SCOTTSDALE, Arizona (February 8, 2022)—At the Home Care 100 conference, there was one overwhelming message from leaders in the home health and hospice industry: Workforce is the No. 1 issue facing homecare now—and for the foreseeable future. 

"We have a real caregiver problem that’s going to last 20+ years. This is the new normal, we’re going to have a workforce shortage that’s going to last forever,” David Ellis, president and founder of Home Care 100, told the conference as he opened the first panel. The conference brings together top-level decisionmakers from the post-acute industry; this year it is celebrating its 20th anniversary. 

Even Former Vice President Al Gore got in on the conversation, pointing out the hiring pressures in his afternoon virtual speech to the audience. 

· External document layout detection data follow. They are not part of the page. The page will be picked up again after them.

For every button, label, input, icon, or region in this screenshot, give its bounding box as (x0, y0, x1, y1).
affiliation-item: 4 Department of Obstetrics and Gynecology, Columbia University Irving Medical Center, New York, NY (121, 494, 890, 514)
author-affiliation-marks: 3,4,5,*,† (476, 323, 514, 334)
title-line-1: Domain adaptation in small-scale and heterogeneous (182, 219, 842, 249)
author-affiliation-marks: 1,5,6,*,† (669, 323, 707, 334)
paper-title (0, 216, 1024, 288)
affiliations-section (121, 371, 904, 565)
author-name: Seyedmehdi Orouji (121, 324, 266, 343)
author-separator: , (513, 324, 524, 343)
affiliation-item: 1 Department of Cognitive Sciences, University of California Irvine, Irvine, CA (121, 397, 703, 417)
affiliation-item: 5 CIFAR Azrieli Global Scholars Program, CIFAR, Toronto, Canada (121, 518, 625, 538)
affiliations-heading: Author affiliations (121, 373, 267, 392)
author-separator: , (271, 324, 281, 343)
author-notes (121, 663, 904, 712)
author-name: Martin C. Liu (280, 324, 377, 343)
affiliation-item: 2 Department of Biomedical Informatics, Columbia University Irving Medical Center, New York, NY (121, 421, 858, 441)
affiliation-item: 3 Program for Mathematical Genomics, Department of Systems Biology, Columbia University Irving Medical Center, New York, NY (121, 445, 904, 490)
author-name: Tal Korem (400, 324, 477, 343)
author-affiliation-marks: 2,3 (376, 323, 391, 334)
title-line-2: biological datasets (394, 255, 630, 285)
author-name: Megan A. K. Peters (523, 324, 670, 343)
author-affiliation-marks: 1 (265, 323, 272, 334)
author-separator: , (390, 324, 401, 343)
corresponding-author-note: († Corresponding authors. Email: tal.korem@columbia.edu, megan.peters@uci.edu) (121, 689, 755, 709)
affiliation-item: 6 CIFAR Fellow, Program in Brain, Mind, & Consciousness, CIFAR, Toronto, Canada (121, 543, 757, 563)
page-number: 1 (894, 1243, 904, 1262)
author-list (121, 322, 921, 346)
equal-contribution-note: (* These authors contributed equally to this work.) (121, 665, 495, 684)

“There is a crisis in your industry in recruiting and retaining the workers that you absolutely depend upon,” Gore said. He encouraged the homecare operators present to increase wages—and said there should be increased reimbursement to make sure that happens, as well as technological changes to make their lives easier and a need to allow for open legal immigration to fill critical positions. 

Chris Gerard, president and chief operating officer of Amedisys Home Health & Hospice, said that an aging population will create hiring pressures that could last for years, even if the current crisis of clinical hiring that’s been driven by the pandemic subsides. 

“Longer term, there’s still going to be some lingering effects of this pandemic. A lot of nurses have left the profession, temporarily or altogether,” he said. “The demand is here and the demand will be here for quite some time. We’re going to run into a supply and demand issue for the next several years.” 

One of the answers is creating a better culture and lifestyle, several participants said, including David Baiada, CEO of the nonprofit national agency BAYADA Home Health Care, which moderator Tim Craig, vice president and chief content director for Lincoln Healthcare Leadership, which organized the conference, called a “gold standard” for company culture. 

“It’s ironic,” Baiada said. “We’re a professional services industry and for the first time, we’re finally talking about people.” 

“This is a permanent crisis,” he continued. “This is not going away. It’s not a moment where we’re going to be worried about it for a little while, this is a potentially existential crisis about access to care … and not to have this as our No. 1 conversation would be a tragedy.” 

Baiada said homecare operators should go through the application process required for a Door Dash or Amazon Flex driver—and then apply to one of their own shift jobs. 

“I’ve done it,” he said. “It is astonishing and will show you why it’s so hard to find people. We’re getting our lunch eaten.” 

Some suggested that the industry should team up to create a “Got Milk”-style marketing campaign to draw new workers to the industry and reaching out to nursing schools or even lower down into the education system.   

“I think as an industry we should be very collaborative,” said Bruce Greenstein, chief strategy and innovation officer for LHC Group. “It makes a benefit for all of us if we expand the pipeline.” Greenstein also said the industry should stop referring to non-medical or personal care providers as “unskilled.” 

On the upside, David Causby, president and CEO of Kindred at Home, 
said his company’s patient volumes were back at or near pre-COVID-19 levels as people have become more comfortable either seeking acute care or allowing people into their homes. 

And throughout the conference, presenters said the pandemic boosted the industry by raising awareness of its importance among referrers, payers and the public. 

“The importance and capabilities of care in the home just came to life during the pandemic. When you saw patients diverted from skilled nursing facilities and nursing homes and go straight to the home, you saw what this industry could do,” Gerard said.